Start-up: comment convaincre un investisseur en 6 minutes ?

© Getty Images/iStockphoto

Intimidés par l’enjeu mais toujours enthousiastes, de jeunes entrepreneurs choisissent de jouer leur avenir en quelques minutes dans des compétitions de start-up, comme cette semaine à San Francisco, pour convaincre des investisseurs que leur projet aura peut-être un destin à la Facebook.

Brian Chae est venu de Séoul pour tenter sa chance. Sur la grande scène d’un salon organisé par le magazine spécialisé TechCrunch, il fait face à un jury d’investisseurs. Dans la salle, des centaines de spectateurs, entrepreneurs comme lui, analystes, journalistes… et des milliers d’autres qui suivent le concours via une retransmission internet.

Il a six minutes pour les convaincre que sa technologie est révolutionnaire: sa startup Looxidlabs a mis au point un logiciel qui peut analyser les émotions, via les mouvements des yeux et les ondes cérébrales.
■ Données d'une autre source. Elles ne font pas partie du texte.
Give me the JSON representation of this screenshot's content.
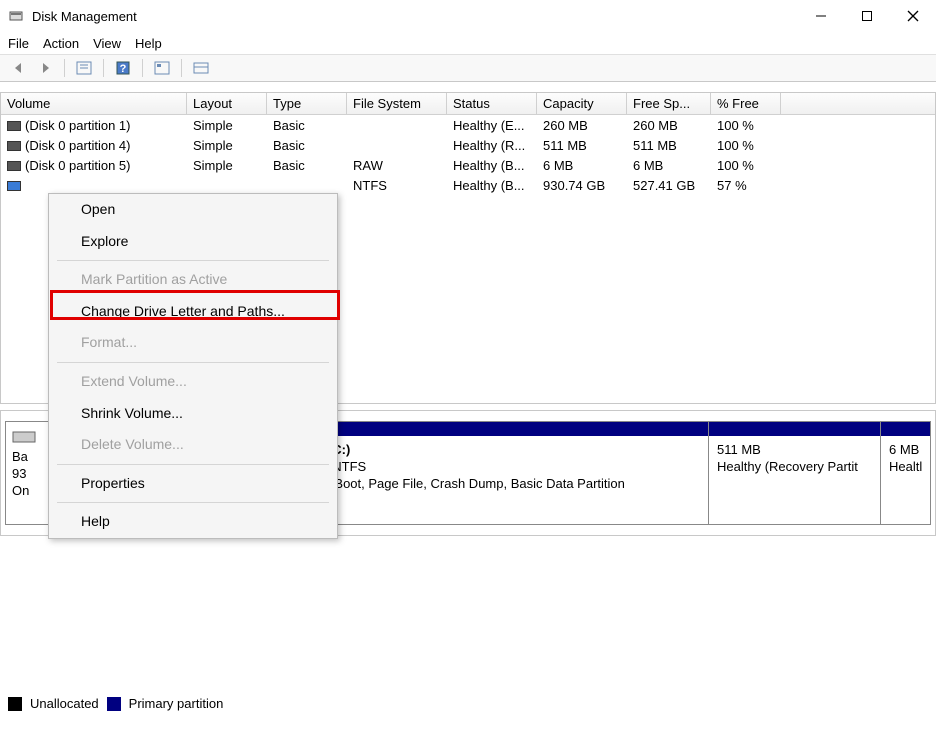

Adapté à un casque de réalité virtuelle, le système peut servir à des agents immobiliers ou à des hôteliers, par exemple, pour déterminer de façon quasi certaine ce que pensent réellement les consommateurs d’un aménagement, assure Brian Chae dans un anglais parfois hésitant. Passage obligé pour tous les participants: la démonstration en direct de leur invention.

Pendant six autres minutes, le jury assaille le jeune homme : “quel prix pour le casque ?”, “quel +business model+ ?”
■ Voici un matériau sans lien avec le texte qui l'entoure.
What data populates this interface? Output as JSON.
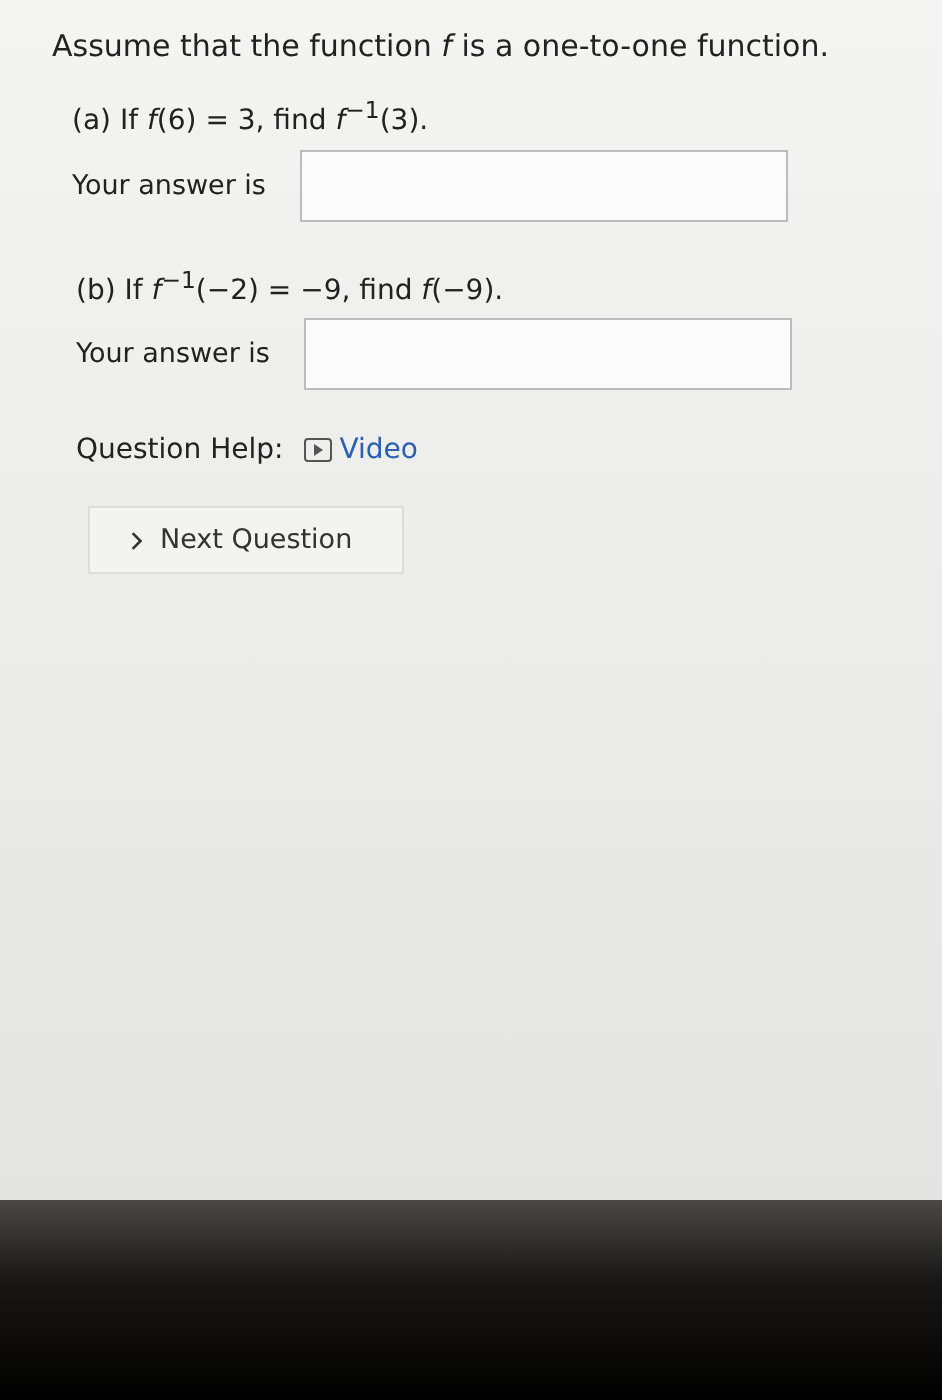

“J’étais un peu nerveux à l’idée de faire cette présentation devant six VC” (“venture capitalists”, investisseurs en capital-risque), témoigne Brian Chae, qui avait répété sa présentation “une centaine de fois”.

– ‘Discours d’ascenseur’ –

Une vingtaine de jeunes pousses tentent ainsi de se faire connaître et de gagner la “Bataille des startups”, point d’orgue du salon. A la clé, 50.000 dollars et un gros coup de projecteur. Les jeunes pousses se financent souvent via leur entourage pour démarrer mais ont rapidement besoin de lever davantage de fonds. Elles doivent donc séduire coûte que coûte. Et vite.

L’exercice – sorte de speed-dating pour startup – a un surnom: “elevator pitch”, littéralement “discours d’ascenseur”, court et calibré pour convaincre rapidement une personne influente dont le temps est compté.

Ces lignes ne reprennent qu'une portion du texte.